I would look into the "Points to line tool":
The key to this is the "Line" field and "Sort" field. So do your trawls have a unique id for each one?
Trawl A, Trawl B..etc...
And then in your sort field you will have to add a 1,2... in the way you want the line to go.
If you have a unique ID this can be done using python, and consecutive numbers. I would honestly do it in Excel because it is easier.
Then you run the tool and it will connect each point based on the Line and Sort field..so it will draw a line from Trawl A 01 to Trawl A 02, and then move onto Trawl B 01, etc...
You can then use field geometry to calculate the length of the resulting lines. just be sure your data is projected to a projected coordinate system because the field geometry will not work on a layer with a geographic coordinate system.
I hope this helps!
I stand corrected the latest release is actually 10.4 in February.
That's for ArcMAP what ArcGIS software are you using?
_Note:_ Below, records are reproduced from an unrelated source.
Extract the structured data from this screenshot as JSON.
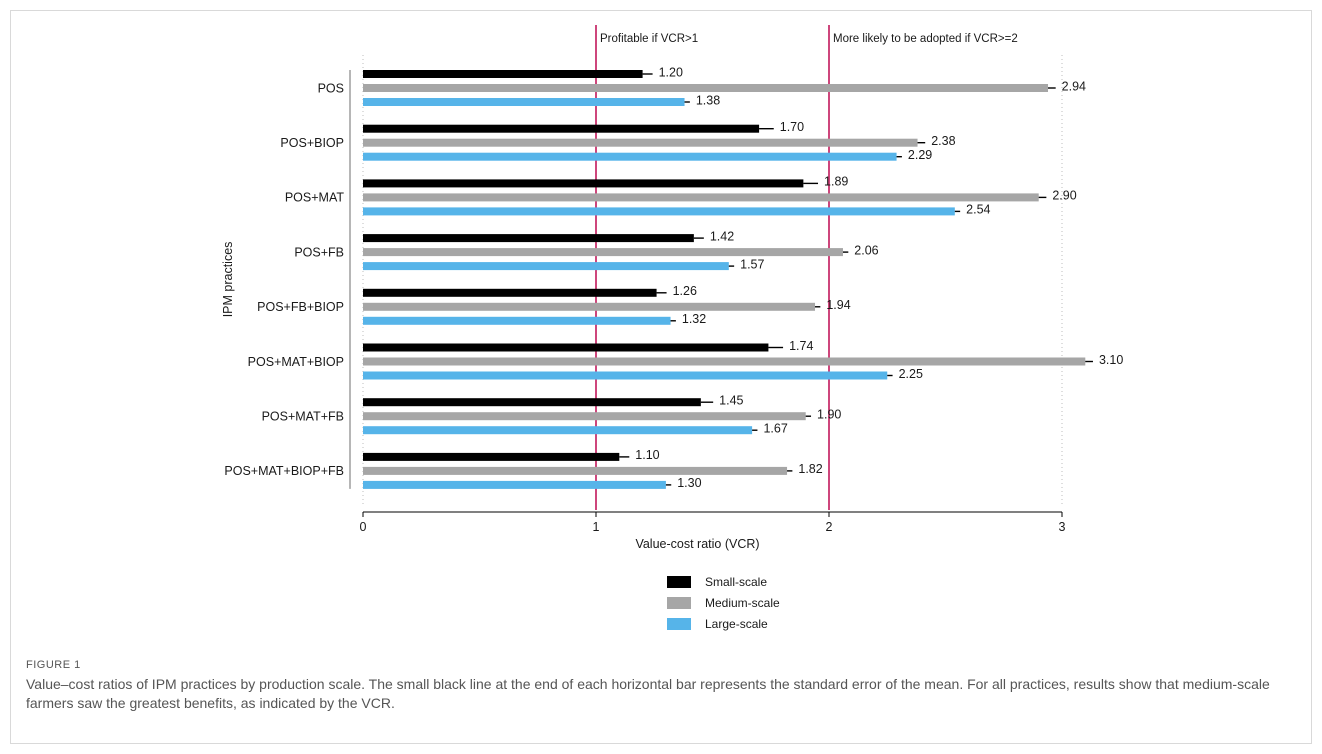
{
  "figure": {
    "label": "FIGURE 1",
    "caption": "Value–cost ratios of IPM practices by production scale. The small black line at the end of each horizontal bar represents the standard error of the mean. For all practices, results show that medium-scale farmers saw the greatest benefits, as indicated by the VCR."
  },
  "chart_data": {
    "type": "bar",
    "orientation": "horizontal",
    "title": "",
    "xlabel": "Value-cost ratio (VCR)",
    "ylabel": "IPM practices",
    "xlim": [
      0,
      3
    ],
    "xticks": [
      0,
      1,
      2,
      3
    ],
    "categories": [
      "POS",
      "POS+BIOP",
      "POS+MAT",
      "POS+FB",
      "POS+FB+BIOP",
      "POS+MAT+BIOP",
      "POS+MAT+FB",
      "POS+MAT+BIOP+FB"
    ],
    "series": [
      {
        "name": "Small-scale",
        "color": "#000000",
        "values": [
          1.2,
          1.7,
          1.89,
          1.42,
          1.26,
          1.74,
          1.45,
          1.1
        ],
        "labels": [
          "1.20",
          "1.70",
          "1.89",
          "1.42",
          "1.26",
          "1.74",
          "1.45",
          "1.10"
        ],
        "errors": [
          0.03,
          0.05,
          0.05,
          0.03,
          0.03,
          0.05,
          0.04,
          0.03
        ]
      },
      {
        "name": "Medium-scale",
        "color": "#a6a6a6",
        "values": [
          2.94,
          2.38,
          2.9,
          2.06,
          1.94,
          3.1,
          1.9,
          1.82
        ],
        "labels": [
          "2.94",
          "2.38",
          "2.90",
          "2.06",
          "1.94",
          "3.10",
          "1.90",
          "1.82"
        ],
        "errors": [
          0.02,
          0.02,
          0.02,
          0.01,
          0.01,
          0.02,
          0.01,
          0.01
        ]
      },
      {
        "name": "Large-scale",
        "color": "#56b4e9",
        "values": [
          1.38,
          2.29,
          2.54,
          1.57,
          1.32,
          2.25,
          1.67,
          1.3
        ],
        "labels": [
          "1.38",
          "2.29",
          "2.54",
          "1.57",
          "1.32",
          "2.25",
          "1.67",
          "1.30"
        ],
        "errors": [
          0.01,
          0.01,
          0.01,
          0.01,
          0.01,
          0.01,
          0.01,
          0.01
        ]
      }
    ],
    "reference_lines": [
      {
        "x": 1,
        "label": "Profitable if VCR>1",
        "color": "#c2185b"
      },
      {
        "x": 2,
        "label": "More likely to be adopted if VCR>=2",
        "color": "#c2185b"
      }
    ],
    "grid": "dotted vertical at x=3",
    "legend_placement": "bottom-center"
  }
}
Is it an ESRI product?
Your link is great but if you are using a Lat and long to calculate the distances then you have to convert from Decimal Degrees to feet and this is very difficult to do. But there are tools out there. This is a link to a stack exchange question about converting from decimal degrees to feet.
Here is how I would approach this: use the points to line tool as described, making sure the output feature class is in the the proper GCS coordinate system Then project the original output into a projection that fits the area of interest. Re-calculate the geometry length of lines to the units of choice in the projected feature class.
You might be able to skip the projection step if you set your output environments to the projection of choice, and then re-calc the geometry length.
Un-tested. No warranties, no promises, no remorse...
you can project the data
then recalculate your coordinates in projected units
then do the point to line thing.
you can skip a step by using
Add Geometry Attributes—Help | ArcGIS for Desktop if you just connect the points, then you can recalculate geometry and other attributes after or use those of a projected data frame.
If your distances are quite large, then you may wish to do this in geographic coordinates, first, perhaps densifying the line before projecting.
If all this is too much,... connect the dots as suggested, use the add geometry tool to calculate the lengths and coordinates of the first and last point in the projected coordinate system.